ABA: Yes, it’s so important to remember that this experiment did work. And, for those families who could access the monthly payments, the changes made to this policy were very effective. 

What this means is, we don’t need to accept – and we shouldn’t accept – limitations on this policy moving forward. As I said, up until 2017, undocumented kids were eligible for the Child Tax Credit. That can be changed again. And in the absence of federal action, there are also opportunities at the state level around cash assistance for undocumented populations. Up until about a decade ago, Massachusetts had its own cash assistance and SNAP program for undocumented people who were left out of federal programs and we’re trying to get that back.

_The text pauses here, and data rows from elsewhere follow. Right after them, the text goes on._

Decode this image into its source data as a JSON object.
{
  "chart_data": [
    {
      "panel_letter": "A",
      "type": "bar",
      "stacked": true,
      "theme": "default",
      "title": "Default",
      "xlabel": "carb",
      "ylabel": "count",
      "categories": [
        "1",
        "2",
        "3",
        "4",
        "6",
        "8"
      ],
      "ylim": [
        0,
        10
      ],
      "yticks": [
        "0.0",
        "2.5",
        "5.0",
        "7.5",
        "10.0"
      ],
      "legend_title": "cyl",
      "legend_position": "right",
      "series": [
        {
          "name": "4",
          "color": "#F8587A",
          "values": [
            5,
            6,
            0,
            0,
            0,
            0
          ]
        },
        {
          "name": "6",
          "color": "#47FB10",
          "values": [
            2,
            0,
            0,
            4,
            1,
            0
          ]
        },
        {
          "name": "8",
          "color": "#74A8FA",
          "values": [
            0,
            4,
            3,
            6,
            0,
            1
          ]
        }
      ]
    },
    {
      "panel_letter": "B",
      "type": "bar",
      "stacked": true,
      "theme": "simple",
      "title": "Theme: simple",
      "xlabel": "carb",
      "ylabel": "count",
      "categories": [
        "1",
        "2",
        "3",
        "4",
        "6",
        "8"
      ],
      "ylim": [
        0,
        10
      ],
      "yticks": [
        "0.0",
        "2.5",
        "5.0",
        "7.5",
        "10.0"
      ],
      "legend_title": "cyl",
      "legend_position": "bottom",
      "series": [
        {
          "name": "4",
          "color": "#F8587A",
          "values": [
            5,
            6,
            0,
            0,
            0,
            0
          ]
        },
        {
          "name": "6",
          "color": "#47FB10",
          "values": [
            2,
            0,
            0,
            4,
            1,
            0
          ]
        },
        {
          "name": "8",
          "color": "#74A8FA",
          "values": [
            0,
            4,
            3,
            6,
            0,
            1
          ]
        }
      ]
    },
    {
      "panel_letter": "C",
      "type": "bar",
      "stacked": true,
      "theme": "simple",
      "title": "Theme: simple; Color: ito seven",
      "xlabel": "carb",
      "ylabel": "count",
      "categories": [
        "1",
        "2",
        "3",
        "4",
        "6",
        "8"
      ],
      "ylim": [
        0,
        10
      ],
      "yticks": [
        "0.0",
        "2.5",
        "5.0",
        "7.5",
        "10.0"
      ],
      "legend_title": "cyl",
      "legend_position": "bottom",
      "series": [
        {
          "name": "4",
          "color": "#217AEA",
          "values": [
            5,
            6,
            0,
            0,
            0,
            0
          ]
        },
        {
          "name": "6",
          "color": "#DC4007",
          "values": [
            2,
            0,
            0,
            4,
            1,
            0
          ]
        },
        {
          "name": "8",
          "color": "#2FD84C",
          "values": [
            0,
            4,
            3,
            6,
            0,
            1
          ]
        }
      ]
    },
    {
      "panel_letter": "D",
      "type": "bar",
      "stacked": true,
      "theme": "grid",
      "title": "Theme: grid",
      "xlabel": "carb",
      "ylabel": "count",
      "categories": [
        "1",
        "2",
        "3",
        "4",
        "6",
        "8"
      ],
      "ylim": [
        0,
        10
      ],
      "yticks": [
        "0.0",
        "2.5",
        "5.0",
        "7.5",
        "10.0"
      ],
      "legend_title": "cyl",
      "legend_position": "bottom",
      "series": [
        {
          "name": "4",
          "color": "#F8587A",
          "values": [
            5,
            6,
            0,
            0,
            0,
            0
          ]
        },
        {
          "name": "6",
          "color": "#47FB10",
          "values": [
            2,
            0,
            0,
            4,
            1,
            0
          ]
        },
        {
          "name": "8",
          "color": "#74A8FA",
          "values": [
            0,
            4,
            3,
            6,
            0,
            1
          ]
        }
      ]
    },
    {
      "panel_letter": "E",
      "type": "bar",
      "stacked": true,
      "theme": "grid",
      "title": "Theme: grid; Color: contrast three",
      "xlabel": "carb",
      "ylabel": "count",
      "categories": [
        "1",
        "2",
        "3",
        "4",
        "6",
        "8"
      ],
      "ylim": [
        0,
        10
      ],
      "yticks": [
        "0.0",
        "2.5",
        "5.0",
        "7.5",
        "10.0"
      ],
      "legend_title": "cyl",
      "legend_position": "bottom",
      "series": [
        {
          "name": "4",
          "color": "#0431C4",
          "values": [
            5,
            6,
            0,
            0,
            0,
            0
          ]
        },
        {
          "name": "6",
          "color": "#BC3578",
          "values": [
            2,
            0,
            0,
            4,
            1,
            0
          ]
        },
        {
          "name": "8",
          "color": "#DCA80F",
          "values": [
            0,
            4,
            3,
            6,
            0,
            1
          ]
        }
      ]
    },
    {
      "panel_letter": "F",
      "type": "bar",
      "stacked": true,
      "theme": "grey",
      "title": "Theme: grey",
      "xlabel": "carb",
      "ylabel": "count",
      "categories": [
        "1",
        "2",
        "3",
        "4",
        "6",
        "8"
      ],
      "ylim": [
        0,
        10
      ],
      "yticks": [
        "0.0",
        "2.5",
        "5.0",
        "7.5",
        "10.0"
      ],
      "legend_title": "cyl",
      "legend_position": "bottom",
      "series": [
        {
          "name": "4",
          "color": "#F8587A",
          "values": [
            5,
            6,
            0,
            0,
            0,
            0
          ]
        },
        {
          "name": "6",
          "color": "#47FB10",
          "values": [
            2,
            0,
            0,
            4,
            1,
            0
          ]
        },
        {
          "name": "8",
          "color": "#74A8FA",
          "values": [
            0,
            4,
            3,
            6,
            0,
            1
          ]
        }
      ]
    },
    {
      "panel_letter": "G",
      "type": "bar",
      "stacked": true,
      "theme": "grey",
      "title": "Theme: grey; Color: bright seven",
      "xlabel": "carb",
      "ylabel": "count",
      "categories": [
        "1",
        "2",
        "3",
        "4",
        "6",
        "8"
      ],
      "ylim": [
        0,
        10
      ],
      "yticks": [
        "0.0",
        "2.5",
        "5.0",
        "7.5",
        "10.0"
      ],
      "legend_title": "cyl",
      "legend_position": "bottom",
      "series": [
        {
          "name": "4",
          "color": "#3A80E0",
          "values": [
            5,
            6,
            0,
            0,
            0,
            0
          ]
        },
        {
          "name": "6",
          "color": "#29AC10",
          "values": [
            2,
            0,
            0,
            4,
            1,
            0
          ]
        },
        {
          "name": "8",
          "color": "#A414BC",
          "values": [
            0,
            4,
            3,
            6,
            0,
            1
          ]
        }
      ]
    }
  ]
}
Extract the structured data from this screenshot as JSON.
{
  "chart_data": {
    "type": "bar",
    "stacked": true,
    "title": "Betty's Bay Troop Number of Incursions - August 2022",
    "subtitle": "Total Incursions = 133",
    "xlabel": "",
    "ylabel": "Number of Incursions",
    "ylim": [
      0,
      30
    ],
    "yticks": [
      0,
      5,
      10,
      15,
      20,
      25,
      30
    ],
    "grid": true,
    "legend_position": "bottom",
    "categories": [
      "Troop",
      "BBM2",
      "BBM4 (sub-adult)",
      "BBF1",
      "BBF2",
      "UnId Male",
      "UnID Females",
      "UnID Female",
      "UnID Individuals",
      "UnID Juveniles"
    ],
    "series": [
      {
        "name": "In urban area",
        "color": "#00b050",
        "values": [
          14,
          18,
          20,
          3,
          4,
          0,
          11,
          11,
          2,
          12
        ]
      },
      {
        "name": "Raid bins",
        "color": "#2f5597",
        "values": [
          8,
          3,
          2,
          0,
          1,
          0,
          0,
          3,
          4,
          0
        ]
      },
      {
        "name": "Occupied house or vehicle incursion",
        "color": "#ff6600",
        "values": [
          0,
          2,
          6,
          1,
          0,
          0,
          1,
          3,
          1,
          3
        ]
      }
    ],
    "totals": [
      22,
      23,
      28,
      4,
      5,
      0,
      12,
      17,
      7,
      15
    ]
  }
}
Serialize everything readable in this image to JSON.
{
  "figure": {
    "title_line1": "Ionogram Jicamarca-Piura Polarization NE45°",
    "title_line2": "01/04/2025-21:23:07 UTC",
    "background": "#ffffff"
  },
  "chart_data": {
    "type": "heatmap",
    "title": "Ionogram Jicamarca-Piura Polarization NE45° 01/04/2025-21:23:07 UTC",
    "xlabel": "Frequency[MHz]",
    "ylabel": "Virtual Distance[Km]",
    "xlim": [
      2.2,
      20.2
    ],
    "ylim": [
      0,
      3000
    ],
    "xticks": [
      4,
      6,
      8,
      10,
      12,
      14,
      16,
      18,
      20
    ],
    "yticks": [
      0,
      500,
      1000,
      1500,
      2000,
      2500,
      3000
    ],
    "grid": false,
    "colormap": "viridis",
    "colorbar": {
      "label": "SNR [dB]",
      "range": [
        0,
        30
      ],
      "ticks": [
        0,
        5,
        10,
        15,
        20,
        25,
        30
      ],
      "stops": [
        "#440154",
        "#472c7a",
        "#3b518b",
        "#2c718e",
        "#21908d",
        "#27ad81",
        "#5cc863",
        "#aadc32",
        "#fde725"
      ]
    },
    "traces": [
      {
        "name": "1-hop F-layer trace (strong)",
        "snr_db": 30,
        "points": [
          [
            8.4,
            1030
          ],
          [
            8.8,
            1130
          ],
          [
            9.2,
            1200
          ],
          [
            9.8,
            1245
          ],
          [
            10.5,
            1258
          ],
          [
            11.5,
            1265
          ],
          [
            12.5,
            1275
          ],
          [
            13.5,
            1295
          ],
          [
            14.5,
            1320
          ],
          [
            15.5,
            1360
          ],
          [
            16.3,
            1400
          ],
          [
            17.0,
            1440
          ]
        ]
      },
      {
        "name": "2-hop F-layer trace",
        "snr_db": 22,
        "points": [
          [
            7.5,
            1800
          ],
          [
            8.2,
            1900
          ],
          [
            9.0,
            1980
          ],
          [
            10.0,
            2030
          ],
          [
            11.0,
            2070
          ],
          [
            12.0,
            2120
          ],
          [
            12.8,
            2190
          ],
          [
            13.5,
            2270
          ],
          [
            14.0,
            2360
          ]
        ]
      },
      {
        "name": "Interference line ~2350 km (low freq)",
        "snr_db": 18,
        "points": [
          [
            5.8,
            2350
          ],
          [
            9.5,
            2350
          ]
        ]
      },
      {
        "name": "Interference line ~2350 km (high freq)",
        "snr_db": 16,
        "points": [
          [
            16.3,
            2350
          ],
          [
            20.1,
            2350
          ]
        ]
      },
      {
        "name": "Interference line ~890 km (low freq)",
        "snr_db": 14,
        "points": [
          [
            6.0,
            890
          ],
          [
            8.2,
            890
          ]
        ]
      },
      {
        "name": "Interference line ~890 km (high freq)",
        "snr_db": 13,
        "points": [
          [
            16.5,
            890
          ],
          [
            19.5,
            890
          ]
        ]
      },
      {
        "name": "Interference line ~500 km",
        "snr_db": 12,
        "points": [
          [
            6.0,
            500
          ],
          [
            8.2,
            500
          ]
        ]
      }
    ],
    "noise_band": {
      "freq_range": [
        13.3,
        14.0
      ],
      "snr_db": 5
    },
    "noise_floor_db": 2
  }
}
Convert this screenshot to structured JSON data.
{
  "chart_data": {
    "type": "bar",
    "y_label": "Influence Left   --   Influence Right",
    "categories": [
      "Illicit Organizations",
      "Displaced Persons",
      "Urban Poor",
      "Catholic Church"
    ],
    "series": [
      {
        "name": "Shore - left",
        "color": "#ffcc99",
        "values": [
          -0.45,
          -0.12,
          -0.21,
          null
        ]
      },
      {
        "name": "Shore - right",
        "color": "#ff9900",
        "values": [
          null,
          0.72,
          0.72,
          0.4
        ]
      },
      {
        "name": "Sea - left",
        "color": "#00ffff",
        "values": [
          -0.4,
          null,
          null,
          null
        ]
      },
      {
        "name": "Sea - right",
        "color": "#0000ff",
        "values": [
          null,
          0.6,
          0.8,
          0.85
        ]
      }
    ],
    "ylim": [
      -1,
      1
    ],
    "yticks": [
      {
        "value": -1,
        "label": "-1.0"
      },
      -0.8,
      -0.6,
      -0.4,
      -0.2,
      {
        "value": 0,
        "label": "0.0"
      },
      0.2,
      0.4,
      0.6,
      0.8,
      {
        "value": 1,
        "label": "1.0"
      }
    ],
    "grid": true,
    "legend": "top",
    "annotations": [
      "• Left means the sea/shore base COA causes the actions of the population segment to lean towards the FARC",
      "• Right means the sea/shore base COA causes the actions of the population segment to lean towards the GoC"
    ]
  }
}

SEdC: If nothing else, the advanced child tax credit showed that we know how to fix child poverty. And if we didn’t have the data before, we have it now. 

If we could create a more inclusive, more equitable version of what we had, there are big implications for long-term child development trajectories and on intergenerational health. Instead, our government let this program lapse and several indicators on health and well-being are deteriorating. 

As we face the official end of the public health emergency and rollbacks on continuous eligibility for Medicaid as well as cuts to SNAP benefits, we have to track what happens in this period, not only in the short-term when these programs work, but also when they are cut back. We need policies that work the hardest to reach the most marginalized people, across generations. When we do that, we make policy better for everyone – and everyone does better. 

ABA: Yes, frankly, we’re going to be playing a lot of defense on these policies at a federal level. The majority on the House side is taking serious aim at the lower-income families and immigrant families, around public benefit participation. Although the corporate benefits from the 2017 tax law were made permanent, the individual tax provisions expire in 2025. So, there will be a conversation next year about individual taxes, as well as the Child Tax Credit, and the Earned Income Tax Credit, both of which benefit poor and low-income people. People who are most marginalized cannot be left out of the conversation. 

And then at least 29 states have legislation to create their own CTC. In some states, this is a bi-partisan issue. In Utah, the state legislature just passed a state level Child Tax Credit. It’s not by any means the policy I would have designed – it doesn’t reach the families with the lowest incomes – but it is a recognition that childhood is an important period of time that we, as a society, must be supporting.  And, yet, there is a danger in making that allow policymakers to check a box and say they “got something done” while continuing to marginalize and worsen economic and racial inequities. 

SGB: Yes, we have to fight for what we need and what is possible, which we know actually works, and fill the gaps where it doesn’t.